Sunday, December 8, 2019

Out of Sight Is Another Steven Soderbergh Crime Movie Winner

If you’re watching a Steven Soderbergh movie, it’s likely gonna have a burning contempt for the wealthy. That's been an especially notable fixture in his most recent cinematic works, even the one psychological thriller he did in 2018. There also might be heist movie elements, though there are plenty of titles in his filmography (like Contagion) devoid of influences of that genre. Still, there are a number of entries in Soderbergh’s canon that do manage to combine those two central thematic elements, with one such example being his 1997 motion picture Out of Sight.

Based on a novel by Elmore Leonard, Out of Sight is a frequently non-linear tale about a bank robber named Jake Foley (George Clooney). As the film starts, he's been incarcerated for a bank robbery that went awry. Now stuck in prison once again, he eventually gets out thanks to a delicately-executed plan with his formerly incarcerated pal Buddy Bragg (Ving Rhames). A seemingly surefire routine gets complicated since FBI agent Karen Sisco (Jennifer Lopez) has gotten embroiled in their escape plan. Now stuck in the trunk of their car with Foley, she and the criminal begin to share a chemistry that's...unexpectedly exciting. Could this FBI agent actually be falling in love with a criminal?

From there, Scott Frank's screenplay explores the backstory of what exactly big plan Jake Foley and Buddy Bragg have in store for the future, one that's informed by the information they procured during their earlier prison stint. This non-linear story structure echoes a similar writing style found in another late 90's Soderbergh crime movie, The Limey. Out of Sight isn't quite as good as an overall movie as The Limey, mostly because The Limey is a high bar of quality for any movie to surpass, but also because Out of Sight has a slower style of pacing (a homage to 1960's crime movie fare) does occasionally prove to be more of a hindrance than an enhancement to the story. 

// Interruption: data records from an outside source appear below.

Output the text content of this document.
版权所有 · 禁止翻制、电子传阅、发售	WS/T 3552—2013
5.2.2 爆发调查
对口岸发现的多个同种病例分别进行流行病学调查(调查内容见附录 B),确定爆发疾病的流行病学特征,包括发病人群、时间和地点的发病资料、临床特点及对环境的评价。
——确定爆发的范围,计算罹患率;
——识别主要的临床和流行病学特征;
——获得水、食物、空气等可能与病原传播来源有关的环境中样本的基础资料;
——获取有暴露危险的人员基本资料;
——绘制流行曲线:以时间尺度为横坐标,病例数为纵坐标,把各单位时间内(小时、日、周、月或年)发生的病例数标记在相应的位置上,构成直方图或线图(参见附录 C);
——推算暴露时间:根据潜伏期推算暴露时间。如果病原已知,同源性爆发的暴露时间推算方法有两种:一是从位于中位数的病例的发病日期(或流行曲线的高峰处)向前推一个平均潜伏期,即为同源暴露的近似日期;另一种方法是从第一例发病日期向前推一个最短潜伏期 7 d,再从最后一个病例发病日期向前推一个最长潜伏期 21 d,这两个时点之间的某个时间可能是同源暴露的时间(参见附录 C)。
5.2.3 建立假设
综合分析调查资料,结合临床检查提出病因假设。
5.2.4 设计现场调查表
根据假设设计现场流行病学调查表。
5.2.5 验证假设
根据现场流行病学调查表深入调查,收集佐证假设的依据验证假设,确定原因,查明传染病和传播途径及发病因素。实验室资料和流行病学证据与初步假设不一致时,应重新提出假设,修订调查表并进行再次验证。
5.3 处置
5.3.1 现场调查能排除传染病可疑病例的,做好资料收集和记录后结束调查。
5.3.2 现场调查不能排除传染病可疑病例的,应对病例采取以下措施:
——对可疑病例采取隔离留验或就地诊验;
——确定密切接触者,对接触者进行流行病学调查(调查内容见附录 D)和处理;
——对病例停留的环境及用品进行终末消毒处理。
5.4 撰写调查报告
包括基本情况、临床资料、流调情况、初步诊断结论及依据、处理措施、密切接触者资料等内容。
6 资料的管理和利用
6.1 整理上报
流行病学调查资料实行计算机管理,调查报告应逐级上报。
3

On the other hand, the script's tendency to just meander and follow little tangents involving side characters is certainly a boon for the overall film given how entertaining the assorted players in Out of Sight are. Perhaps most entertaining of them all is Steve Zahn's Glenn Michaels. Basically, this movies equivalent to Greg from Succession, he's a goofball totally out of his depth in the high-wire scenarios he keeps finding himself ensnared in. This is a personality Zahn portrays exquisitely, especially at any moment requiring Zahn to portray comedic cluelessness. A supporting cast that includes Albert Brooks and Don Cheadle also supplies plenty of fun.

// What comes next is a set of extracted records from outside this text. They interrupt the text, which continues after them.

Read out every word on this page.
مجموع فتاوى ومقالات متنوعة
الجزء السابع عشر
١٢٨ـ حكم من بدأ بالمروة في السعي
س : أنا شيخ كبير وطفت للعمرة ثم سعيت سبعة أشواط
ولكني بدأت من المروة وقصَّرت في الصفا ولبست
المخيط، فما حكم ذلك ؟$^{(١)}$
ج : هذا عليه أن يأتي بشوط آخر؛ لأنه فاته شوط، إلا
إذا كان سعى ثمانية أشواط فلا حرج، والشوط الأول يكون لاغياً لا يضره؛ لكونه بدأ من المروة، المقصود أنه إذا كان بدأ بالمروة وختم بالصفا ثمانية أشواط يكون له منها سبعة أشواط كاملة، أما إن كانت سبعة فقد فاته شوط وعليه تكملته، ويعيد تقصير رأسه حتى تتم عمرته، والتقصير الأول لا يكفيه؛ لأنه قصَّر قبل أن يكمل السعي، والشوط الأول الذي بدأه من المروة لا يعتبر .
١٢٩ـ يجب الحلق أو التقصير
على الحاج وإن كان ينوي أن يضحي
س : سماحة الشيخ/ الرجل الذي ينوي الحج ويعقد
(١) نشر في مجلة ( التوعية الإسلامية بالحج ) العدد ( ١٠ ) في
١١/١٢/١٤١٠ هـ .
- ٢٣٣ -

At the very top of that cast is George Clooney and Jennifer Lopez, both of whom have great old-school movie star chemistry together. You could watch these two trade barbs and, eventually, terse romantic dialogue all the livelong day. That scene where it cuts between the two of them sharing pieces of dialogue in a fancy eatery and also the two of them undressing is an especially great use of their erotically charged chemistry. Plus, as a cherry on top, Clooney and Lopez are (HOT TAKE ALERT) easy on the eyes. Out of Sight might be a bit on the slow side at times, but it's still got plenty of that awesome Steven Soderbergh crime movie entertainment we've all come to know and love.